Unipol mette d’accordo gran parte degli analisti che promuovono il titolo aggiornando i target price, dopo la presentazione dei conti in forte miglioramento e la partecipazione in BPER Banca giudicata solo un investimento marginale rispetto al portafoglio complessivo.

Unipol festeggia conti semestrali giudicati ottimi con ricavi pari a 7.74 miliardi di euro, in rialzo del 3% rispetto allo stesso semestre del 2017.

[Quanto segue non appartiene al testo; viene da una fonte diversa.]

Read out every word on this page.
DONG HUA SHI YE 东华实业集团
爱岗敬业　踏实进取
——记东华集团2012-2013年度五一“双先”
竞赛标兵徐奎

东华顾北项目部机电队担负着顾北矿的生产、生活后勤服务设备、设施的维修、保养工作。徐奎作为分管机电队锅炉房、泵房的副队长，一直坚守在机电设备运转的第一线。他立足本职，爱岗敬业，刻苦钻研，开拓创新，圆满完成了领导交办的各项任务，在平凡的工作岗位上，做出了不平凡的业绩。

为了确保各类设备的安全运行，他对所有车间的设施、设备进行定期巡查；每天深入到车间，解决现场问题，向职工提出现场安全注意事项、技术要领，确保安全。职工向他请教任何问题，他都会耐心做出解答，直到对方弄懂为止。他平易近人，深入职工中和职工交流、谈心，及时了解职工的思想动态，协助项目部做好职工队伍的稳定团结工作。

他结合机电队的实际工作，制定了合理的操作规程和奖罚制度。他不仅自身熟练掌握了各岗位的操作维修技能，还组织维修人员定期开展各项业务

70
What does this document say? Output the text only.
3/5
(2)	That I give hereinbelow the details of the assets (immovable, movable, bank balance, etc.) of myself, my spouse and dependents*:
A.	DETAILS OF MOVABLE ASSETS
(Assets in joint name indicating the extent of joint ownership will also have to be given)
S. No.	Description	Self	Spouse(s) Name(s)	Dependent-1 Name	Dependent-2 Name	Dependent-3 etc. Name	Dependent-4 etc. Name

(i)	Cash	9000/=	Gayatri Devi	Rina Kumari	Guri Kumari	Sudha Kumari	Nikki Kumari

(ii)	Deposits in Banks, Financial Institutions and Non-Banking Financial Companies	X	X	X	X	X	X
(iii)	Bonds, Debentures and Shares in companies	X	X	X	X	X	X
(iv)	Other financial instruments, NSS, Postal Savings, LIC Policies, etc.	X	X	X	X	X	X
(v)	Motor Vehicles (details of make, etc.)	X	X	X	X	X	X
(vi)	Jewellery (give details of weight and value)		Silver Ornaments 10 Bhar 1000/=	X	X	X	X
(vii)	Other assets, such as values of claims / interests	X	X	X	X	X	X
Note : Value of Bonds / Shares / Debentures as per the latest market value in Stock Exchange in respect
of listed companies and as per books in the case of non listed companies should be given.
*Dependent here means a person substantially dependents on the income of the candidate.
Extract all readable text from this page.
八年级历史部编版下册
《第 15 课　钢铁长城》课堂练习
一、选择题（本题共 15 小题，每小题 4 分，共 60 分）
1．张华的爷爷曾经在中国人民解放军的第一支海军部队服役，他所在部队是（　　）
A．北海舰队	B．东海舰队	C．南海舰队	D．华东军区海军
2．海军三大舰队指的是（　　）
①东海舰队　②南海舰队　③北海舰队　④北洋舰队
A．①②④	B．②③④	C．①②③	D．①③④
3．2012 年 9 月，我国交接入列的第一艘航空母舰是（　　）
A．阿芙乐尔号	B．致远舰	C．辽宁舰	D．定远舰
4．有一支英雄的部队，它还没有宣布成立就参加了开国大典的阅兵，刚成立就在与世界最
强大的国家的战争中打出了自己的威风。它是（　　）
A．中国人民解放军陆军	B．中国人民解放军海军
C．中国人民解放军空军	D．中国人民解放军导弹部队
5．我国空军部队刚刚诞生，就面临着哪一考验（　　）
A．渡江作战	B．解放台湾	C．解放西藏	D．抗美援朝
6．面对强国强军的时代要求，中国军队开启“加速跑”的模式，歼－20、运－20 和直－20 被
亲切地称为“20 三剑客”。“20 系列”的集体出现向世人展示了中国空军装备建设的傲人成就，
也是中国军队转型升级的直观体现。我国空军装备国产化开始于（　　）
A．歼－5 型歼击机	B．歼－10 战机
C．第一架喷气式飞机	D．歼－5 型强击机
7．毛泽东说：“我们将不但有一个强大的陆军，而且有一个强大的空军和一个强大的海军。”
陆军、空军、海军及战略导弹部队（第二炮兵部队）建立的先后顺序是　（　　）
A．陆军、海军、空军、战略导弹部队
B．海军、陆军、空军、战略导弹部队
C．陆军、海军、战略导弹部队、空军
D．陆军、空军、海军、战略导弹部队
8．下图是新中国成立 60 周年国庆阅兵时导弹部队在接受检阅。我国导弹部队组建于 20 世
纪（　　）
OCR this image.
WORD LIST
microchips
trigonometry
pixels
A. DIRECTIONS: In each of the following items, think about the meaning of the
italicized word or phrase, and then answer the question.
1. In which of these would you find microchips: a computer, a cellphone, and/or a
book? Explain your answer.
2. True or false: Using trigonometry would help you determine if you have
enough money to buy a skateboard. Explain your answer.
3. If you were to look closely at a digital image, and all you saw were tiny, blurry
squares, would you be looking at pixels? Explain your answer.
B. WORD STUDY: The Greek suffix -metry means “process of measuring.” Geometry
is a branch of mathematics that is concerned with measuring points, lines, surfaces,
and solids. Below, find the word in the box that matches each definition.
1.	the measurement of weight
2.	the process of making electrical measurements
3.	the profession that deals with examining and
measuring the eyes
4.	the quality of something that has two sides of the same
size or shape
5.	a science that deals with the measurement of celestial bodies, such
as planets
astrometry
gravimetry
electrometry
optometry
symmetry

L’utile netto dell’intero gruppo è pari a 644 milioni di euro, quasi raddoppiato grazie alla plusvalenza realizzata per la cessione di Popolare Vita per 309 milioni e soprattutto migliora la guidance per tutto il 2018, dopo il pesante rosso del 2017 pari a 390 milioni.

Inoltre l’amministratore delegato della società ha sottolineato che anche nell’eventualità l’investimento in BPER Banca dovesse salire al 19.9%, livello consentito dalle norme attuali, Unipol non assumerà il controllo dell’istituto bancario.

Tante buone notizie insomma che hanno spinto molti analisti a ritoccare verso l’alto il target price intorno 4.5€, al momento comunque distante dai prezzi attuali e difficilmente raggiungibili nel breve termine.

Dal punto di vista dell’analisi grafica a candele settimanali,  i prezzi palesano una netta tendenza ribassista di medio periodo, con la violazione verso il basso del supporto di 3.95€, da cui è scaturito un allungo fino al consolidamento di 3.22€.

Dunque permane una debolezza evidente dei corsi a superare stabilmente la resistenza più immediata di 3.5€, con il rischio, se dovesse perdurare lo stato di debolezza degli indici europei, di vedere nuovamente testati supporti di 3.25 e 3.05€.

Strategia operativa

Per operazioni long: attendere la conferma del consolidamento del supporto di 3.35 ancora in fase di test, prima di prendere in considerazione qualunque acquisto del titolo con un orizzonte di medio termine.

Per operazioni short: considerata l’evoluzione discendente già realizzata dal titolo, l’eventuale apertura di nuove posizioni potrebbe esporre a rischi maggiori di stop loss.

Dunque meglio privilegiare l’acquisto dell Put strike 3.70, scadenza dicembre 2018, solo nell’eventualità dovesse fallire l’appuntamento con il breakout rialzista della resistenza di 3.70€.